Convert the rectangular equation to polar form and sketch its graph. $$ 3 x-y=2 $$

Short answer

The polar equation is \( r = \frac{2}{3 \cos \theta - \sin \theta} \).

Step-by-step solution

Introduction to Polar Coordinates

Polar coordinates express a point in terms of a distance from the origin and an angle \( \theta \) from the positive x-axis. The conversion formulas are: \( x = r \cos \theta \) and \( y = r \sin \theta \).

Substitute Rectangular Coordinates

Given the equation \( 3x - y = 2 \), substitute \( x = r \cos \theta \) and \( y = r \sin \theta \) to transform it into polar coordinates.

Transform Equation

Substitute to get: \( 3(r \cos \theta) - (r \sin \theta) = 2 \). Simplify to obtain: \( r(3 \cos \theta - \sin \theta) = 2 \).

Solve for \( r \)

Isolate \( r \) by dividing both sides by \( 3 \cos \theta - \sin \theta \): \[ r = \frac{2}{3 \cos \theta - \sin \theta} \].

Consider Graphing the Equation

The polar equation \( r = \frac{2}{3 \cos \theta - \sin \theta} \) describes a line in the polar coordinate system. To sketch it, consider that any specific \( \theta \) leads to a specific \( r \), generating points along this line.

Key concepts

Conversion Formulas

Polar and rectangular coordinates are two different ways of describing the same location on a plane. Conversion formulas help translate between these two systems. The formulas are:

• \( x = r \cos \theta \)
• \( y = r \sin \theta \)

To convert a rectangular equation (which uses \(x\) and \(y\)) to a polar equation (which uses \(r\) and \(\theta\)), substitute \( x = r \cos \theta \) and \( y = r \sin \theta \) into the equation. These substitutions change all parts of the equation into terms involving \(r\) and \(\theta\), which define a point's distance and angle from the origin, respectively. This transformation is essential for analyzing equations within the polar coordinate system.

Rectangular Coordinates

Rectangular coordinates are the most common way to represent points on a two-dimensional plane, using an \(x\)-coordinate and a \(y\)-coordinate.

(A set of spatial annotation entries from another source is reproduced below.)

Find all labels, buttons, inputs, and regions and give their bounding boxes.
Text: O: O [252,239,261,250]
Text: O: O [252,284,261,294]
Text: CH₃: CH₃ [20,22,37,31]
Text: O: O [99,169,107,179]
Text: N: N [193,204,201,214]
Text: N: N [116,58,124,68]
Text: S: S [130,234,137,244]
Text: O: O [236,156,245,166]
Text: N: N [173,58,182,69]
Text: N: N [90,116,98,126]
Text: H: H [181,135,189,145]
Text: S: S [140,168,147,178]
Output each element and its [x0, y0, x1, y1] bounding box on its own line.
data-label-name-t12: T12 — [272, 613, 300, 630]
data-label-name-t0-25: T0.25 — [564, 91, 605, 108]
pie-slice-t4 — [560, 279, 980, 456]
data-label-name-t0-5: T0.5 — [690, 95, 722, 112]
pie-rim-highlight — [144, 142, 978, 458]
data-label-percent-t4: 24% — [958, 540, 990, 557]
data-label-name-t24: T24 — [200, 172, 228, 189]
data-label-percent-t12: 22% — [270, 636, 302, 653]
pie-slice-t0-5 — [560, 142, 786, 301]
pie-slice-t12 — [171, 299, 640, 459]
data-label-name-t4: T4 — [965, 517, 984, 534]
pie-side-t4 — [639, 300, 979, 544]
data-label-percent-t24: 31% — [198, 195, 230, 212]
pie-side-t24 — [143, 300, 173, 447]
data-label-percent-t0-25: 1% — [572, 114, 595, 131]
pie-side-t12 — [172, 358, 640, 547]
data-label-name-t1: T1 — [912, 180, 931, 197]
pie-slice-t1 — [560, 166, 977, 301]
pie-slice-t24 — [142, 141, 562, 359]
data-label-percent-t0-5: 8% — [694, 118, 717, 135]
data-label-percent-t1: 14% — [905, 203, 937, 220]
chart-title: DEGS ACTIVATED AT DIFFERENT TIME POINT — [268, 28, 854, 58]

• The \(x\)-coordinate measures the distance horizontally from the origin.
• The \(y\)-coordinate measures the distance vertically from the origin.

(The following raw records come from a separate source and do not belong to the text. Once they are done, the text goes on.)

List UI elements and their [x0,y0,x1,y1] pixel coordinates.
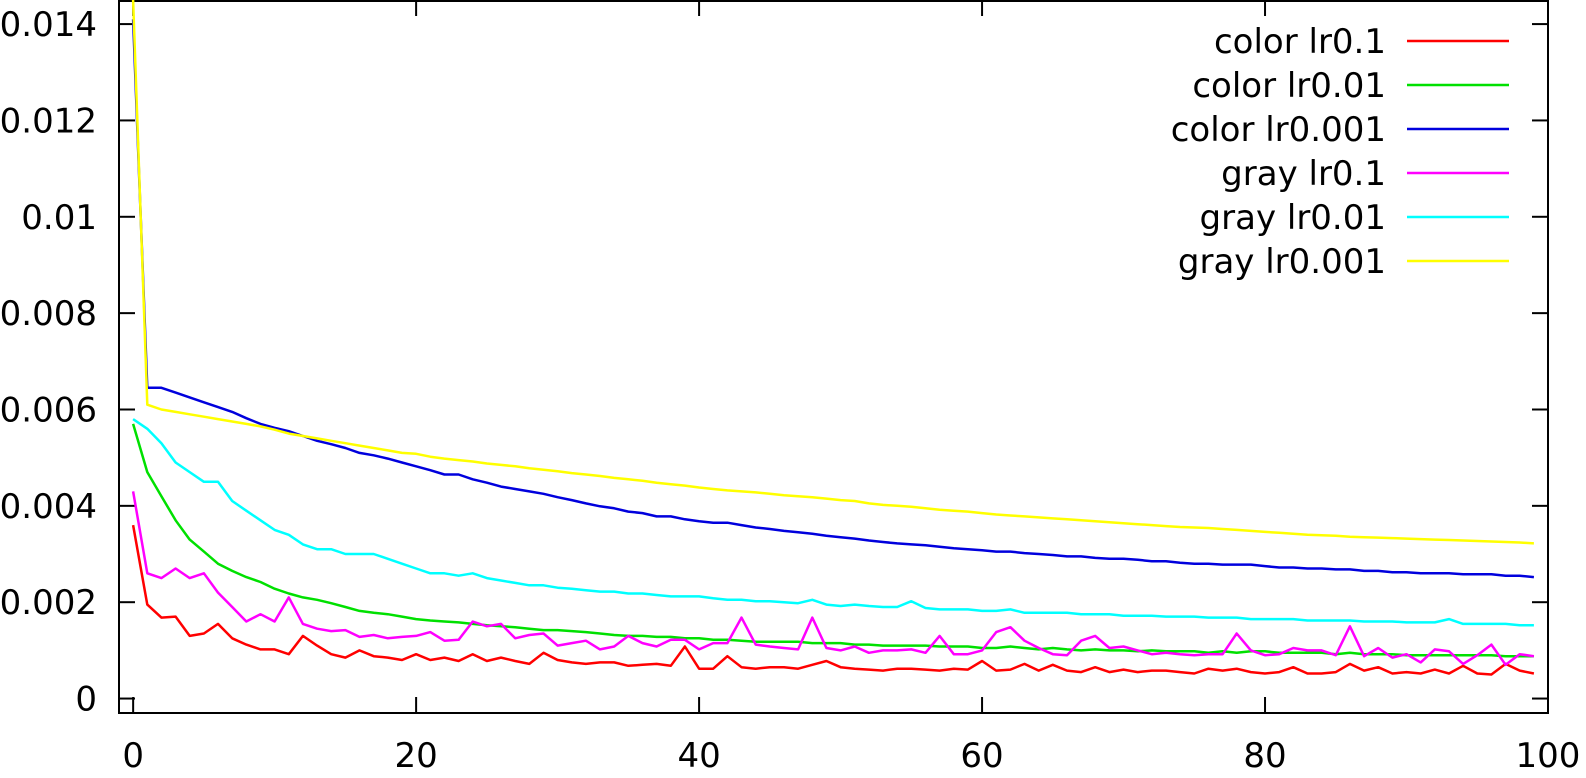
series-line-1 [131,524,1535,676]
legend-entry: color lr0.1 [1214,22,1509,62]
legend-entry: gray lr0.001 [1178,242,1509,282]
x-axis: 0 20 40 60 80 100 [122,0,1580,776]
y-tick-label: 0.01 [21,198,97,238]
legend-label: gray lr0.001 [1178,242,1386,282]
series-line-4 [131,491,1535,667]
y-tick-label: 0.002 [0,583,97,623]
plot-border [118,0,1549,714]
series-line-6 [131,0,1534,545]
legend-label: gray lr0.1 [1221,154,1386,194]
legend-label: color lr0.01 [1192,66,1386,106]
y-tick-label: 0.004 [0,487,97,527]
legend-label: color lr0.1 [1214,22,1386,62]
y-tick-label: 0.008 [0,294,97,334]
legend-entry: color lr0.01 [1192,66,1509,106]
series-line-3 [131,19,1535,579]
series-layer [131,0,1535,676]
y-tick-label: 0.006 [0,390,97,430]
x-tick-label: 80 [1243,736,1286,776]
x-tick-label: 40 [677,736,720,776]
plot-frame [118,0,1549,714]
y-axis: 0 0.002 0.004 0.006 0.008 0.01 0.012 0.014 [0,5,1548,720]
legend-label: color lr0.001 [1171,110,1386,150]
series-line-2 [131,423,1534,658]
x-tick-label: 100 [1516,736,1581,776]
y-tick-label: 0.012 [0,101,97,141]
legend-entry: gray lr0.1 [1221,154,1509,194]
y-tick-label: 0 [75,680,97,720]
legend-label: gray lr0.01 [1200,198,1386,238]
x-tick-label: 0 [122,736,144,776]
x-tick-label: 60 [960,736,1003,776]
legend-entry: color lr0.001 [1171,110,1509,150]
y-tick-label: 0.014 [0,5,97,45]
legend-entry: gray lr0.01 [1200,198,1509,238]
x-tick-label: 20 [394,736,437,776]
series-line-5 [132,418,1534,627]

For example, in the original equation \(3x - y = 2\), you see these coordinates in action. By interpreting the equation as a line in the rectangular coordinate system, it's easy to plot using the slope-intercept form: \(y = mx + b\). However, to analyze and graph using polar coordinates, conversion is necessary, turning the equation into a polar form that can display its characteristics differently on a polar plane.

Polar Equations

Polar equations represent relationships where points are described in terms of distance from the origin and angle \(\theta\). This system rotates around a point 'O' or the origin.
An intermediary step involves transforming a rectangular equation, like \(3x - y = 2\), into a polar form. This begins by substituting with conversion formulas: \(3(r \cos \theta) - (r \sin \theta) = 2\).
After simplifying, you achieve a clear representation \(r(3 \cos \theta - \sin \theta) = 2\), which provides insight into how a line is configured in polar form. Finally, solving for \(r\) gives:

• \( r = \frac{2}{3 \cos \theta - \sin \theta} \)

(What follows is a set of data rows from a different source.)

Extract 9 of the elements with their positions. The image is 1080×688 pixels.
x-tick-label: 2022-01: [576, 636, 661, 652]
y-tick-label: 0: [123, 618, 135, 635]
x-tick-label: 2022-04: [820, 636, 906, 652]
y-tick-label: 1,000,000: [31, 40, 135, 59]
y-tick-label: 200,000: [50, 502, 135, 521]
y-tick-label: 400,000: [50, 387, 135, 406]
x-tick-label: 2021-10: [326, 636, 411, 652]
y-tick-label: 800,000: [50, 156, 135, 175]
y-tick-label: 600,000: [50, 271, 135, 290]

Using an equation in this way reveals how the distance \(r\) changes with the angle \(\theta\), defining a path that seems different when viewed in polar coordinates.

Graphing Polar Equations

Graphing polar equations begins with interpreting the expressions for \(r\) in relation to \(\theta\). With \(r = \frac{2}{3 \cos \theta - \sin \theta}\), the graph translates numerical outputs for \(r\) based on varied \(\theta\) inputs.
To draw this:

• Select several \(\theta\) values. Often angles like \(0\), \(\frac{\pi}{4}\), and \(\frac{\pi}{2}\) provide insightful points.
• Calculate corresponding \(r\) for these angles using the polar equation.
• Plot each point \((r, \theta)\).

Connecting these points reveals the graph's shape. Unlike rectangular graphs emphasizing lines and curves, polar graphs highlight rotational symmetry and distance. Understanding these patterns guides better insight into functions and mapping within circular environments.